Desse modo, encarando o seu fim Macbeth se percebe como um péssimo ator que esperneia sobre o palco que nada escuta. Uma história contada por um imbecil carregada de barulhos e sentimentos que termina significando absolutamente nada. Nesse sentido, essa última cena é dotada de uma beleza poética impressionante que dificilmente pode ser replicada para o português. De tal sorte que, para as pessoas que não possuem o inglês como segunda língua é uma triste perda. No entanto, a recomendação continua igual!
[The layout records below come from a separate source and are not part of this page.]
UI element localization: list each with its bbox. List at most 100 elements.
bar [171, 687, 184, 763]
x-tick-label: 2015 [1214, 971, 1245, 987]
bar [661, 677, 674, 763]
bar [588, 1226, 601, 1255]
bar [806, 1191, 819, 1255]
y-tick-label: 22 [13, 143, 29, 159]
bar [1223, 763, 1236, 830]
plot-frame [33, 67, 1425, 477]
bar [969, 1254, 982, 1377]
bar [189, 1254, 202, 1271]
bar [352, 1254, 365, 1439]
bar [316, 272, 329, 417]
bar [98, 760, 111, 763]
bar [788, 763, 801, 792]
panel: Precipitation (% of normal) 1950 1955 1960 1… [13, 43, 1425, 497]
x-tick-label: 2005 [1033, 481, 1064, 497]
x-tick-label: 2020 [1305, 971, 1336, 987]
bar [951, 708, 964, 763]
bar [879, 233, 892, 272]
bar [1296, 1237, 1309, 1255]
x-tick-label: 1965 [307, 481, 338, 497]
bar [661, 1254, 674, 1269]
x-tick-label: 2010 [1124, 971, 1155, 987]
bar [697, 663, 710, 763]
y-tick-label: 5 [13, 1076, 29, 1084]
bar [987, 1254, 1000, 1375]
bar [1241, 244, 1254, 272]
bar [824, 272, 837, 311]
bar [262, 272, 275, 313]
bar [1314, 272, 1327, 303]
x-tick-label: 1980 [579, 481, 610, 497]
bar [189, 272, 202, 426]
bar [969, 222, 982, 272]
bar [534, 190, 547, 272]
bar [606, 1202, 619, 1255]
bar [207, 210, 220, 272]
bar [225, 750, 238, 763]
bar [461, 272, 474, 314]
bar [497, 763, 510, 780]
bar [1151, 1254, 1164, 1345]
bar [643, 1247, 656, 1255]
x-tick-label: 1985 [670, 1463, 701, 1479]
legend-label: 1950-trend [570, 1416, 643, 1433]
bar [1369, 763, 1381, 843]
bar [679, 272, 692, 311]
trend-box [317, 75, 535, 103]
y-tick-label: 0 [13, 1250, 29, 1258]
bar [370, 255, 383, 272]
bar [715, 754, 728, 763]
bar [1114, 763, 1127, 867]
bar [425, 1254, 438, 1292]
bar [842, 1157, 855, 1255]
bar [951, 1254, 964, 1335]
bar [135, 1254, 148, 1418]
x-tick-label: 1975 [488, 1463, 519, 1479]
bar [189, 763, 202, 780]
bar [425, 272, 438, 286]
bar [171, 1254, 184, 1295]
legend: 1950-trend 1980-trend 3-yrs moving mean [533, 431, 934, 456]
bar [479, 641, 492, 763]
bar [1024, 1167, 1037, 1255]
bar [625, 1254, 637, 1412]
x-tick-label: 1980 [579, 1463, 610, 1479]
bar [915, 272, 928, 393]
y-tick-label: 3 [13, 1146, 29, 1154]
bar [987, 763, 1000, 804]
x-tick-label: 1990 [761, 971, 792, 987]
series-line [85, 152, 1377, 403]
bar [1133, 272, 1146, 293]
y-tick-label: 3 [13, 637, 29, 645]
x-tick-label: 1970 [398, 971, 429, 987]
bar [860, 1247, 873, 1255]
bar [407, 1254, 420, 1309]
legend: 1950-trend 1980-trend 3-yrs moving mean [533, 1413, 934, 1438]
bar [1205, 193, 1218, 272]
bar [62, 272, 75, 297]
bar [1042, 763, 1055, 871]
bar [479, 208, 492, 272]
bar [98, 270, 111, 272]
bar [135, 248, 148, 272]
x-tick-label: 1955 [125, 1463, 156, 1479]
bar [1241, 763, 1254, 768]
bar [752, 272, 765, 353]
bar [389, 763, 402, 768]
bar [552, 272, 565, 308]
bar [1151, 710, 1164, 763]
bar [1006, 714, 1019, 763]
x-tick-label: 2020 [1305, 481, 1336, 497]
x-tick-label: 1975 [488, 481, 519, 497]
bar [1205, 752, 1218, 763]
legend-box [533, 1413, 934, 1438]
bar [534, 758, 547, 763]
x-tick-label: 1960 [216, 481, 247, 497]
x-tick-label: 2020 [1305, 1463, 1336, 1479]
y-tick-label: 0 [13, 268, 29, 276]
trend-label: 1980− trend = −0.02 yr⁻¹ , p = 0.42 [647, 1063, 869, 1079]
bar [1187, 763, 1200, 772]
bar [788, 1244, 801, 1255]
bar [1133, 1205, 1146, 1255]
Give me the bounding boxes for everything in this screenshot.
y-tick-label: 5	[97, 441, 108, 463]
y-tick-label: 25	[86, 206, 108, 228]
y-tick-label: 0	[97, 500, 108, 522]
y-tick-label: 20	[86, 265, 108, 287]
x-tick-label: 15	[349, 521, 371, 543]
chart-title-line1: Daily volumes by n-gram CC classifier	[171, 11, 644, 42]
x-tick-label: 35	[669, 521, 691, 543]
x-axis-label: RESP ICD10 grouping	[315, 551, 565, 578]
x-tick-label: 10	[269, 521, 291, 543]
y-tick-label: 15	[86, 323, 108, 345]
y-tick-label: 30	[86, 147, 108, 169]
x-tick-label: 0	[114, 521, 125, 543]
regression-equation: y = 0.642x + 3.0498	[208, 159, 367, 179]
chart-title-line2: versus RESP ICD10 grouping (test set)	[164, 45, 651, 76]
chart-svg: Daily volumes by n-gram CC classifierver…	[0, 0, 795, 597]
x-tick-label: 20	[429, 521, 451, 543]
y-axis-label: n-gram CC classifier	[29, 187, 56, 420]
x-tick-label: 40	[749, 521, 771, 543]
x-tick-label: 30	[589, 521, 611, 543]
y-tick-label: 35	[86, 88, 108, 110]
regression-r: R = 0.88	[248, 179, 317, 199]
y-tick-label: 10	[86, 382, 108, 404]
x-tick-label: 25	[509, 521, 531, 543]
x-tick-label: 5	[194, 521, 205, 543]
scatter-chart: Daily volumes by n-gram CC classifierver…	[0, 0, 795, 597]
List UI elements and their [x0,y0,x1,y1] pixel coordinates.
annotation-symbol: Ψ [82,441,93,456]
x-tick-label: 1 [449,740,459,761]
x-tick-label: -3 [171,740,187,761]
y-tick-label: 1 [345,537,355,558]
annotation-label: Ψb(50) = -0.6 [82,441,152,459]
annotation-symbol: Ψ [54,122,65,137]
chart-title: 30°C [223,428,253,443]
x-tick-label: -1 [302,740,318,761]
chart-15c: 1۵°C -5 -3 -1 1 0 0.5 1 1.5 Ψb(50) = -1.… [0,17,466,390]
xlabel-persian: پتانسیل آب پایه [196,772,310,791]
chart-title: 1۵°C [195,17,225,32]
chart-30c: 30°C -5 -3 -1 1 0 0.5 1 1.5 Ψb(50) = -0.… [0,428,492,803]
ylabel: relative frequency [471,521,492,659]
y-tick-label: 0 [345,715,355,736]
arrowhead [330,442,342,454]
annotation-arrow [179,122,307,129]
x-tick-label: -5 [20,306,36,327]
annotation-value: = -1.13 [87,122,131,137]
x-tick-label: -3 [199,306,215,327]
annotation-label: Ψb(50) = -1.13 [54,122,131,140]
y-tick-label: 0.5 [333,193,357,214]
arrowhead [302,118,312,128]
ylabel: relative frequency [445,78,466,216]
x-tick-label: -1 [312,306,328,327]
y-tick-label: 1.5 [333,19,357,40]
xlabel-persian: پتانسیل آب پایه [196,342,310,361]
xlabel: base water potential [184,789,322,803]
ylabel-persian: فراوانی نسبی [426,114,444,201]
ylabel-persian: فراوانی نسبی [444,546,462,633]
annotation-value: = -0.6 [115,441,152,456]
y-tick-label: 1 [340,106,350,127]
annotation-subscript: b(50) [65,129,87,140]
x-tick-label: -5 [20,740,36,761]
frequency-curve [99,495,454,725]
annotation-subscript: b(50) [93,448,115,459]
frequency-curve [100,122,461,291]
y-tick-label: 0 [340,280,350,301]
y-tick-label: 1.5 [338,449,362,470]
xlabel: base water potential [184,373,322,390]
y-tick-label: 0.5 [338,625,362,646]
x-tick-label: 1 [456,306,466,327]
Leia Shakespeare e aprecie a elegância do Bardo. Ler Shakespeare é abraçar a poesia de uma época. Além disso, é encantar-se com as rimas de uma geração, bem como permitir-se perder o fôlego na tensão. Logo, ler Shakespeare é ler o belo. Por isso, é preciso o máximo de fidelidade ao texto original em uma resenha de Macbeth.

Um bom filme para acompanhar a resenha de macbeth

Assim, para quem quer acompanhar essa resenha de Macbeth com um filme, recomendo bastante o longa Macbeth (2015) do diretor britânico Justin Kurzel. Ainda que tendo que evitar perder a essência da peça, ele deu uma nova roupagem a obra cinematográfica. Ao mesmo tempo, recomendo pela incrível atuação Michael Fassbender como Macbeth e a linda Marion Cotillard como Lady Macbeth que com toda a certeza formam uma belíssima dupla. 

Por outro lado, a mais recente adaptação para o cinema é A Tragédia de Macbeth (2021) de Joel Coen. Aliás, o mesmo adotou uma ambientação cinzenta para representar não apenas a tragédia shakesperiana, mas também a situação política do planeta que caminha ambiciosamente para o fim.

Ademais, Denzel Washington assume seu Macbeth soturno ao lado da ambiciosa Lady Macbeth interpretada por Frances McDormands. Um excelente complemento para quem leu uma resenha de Macbeth.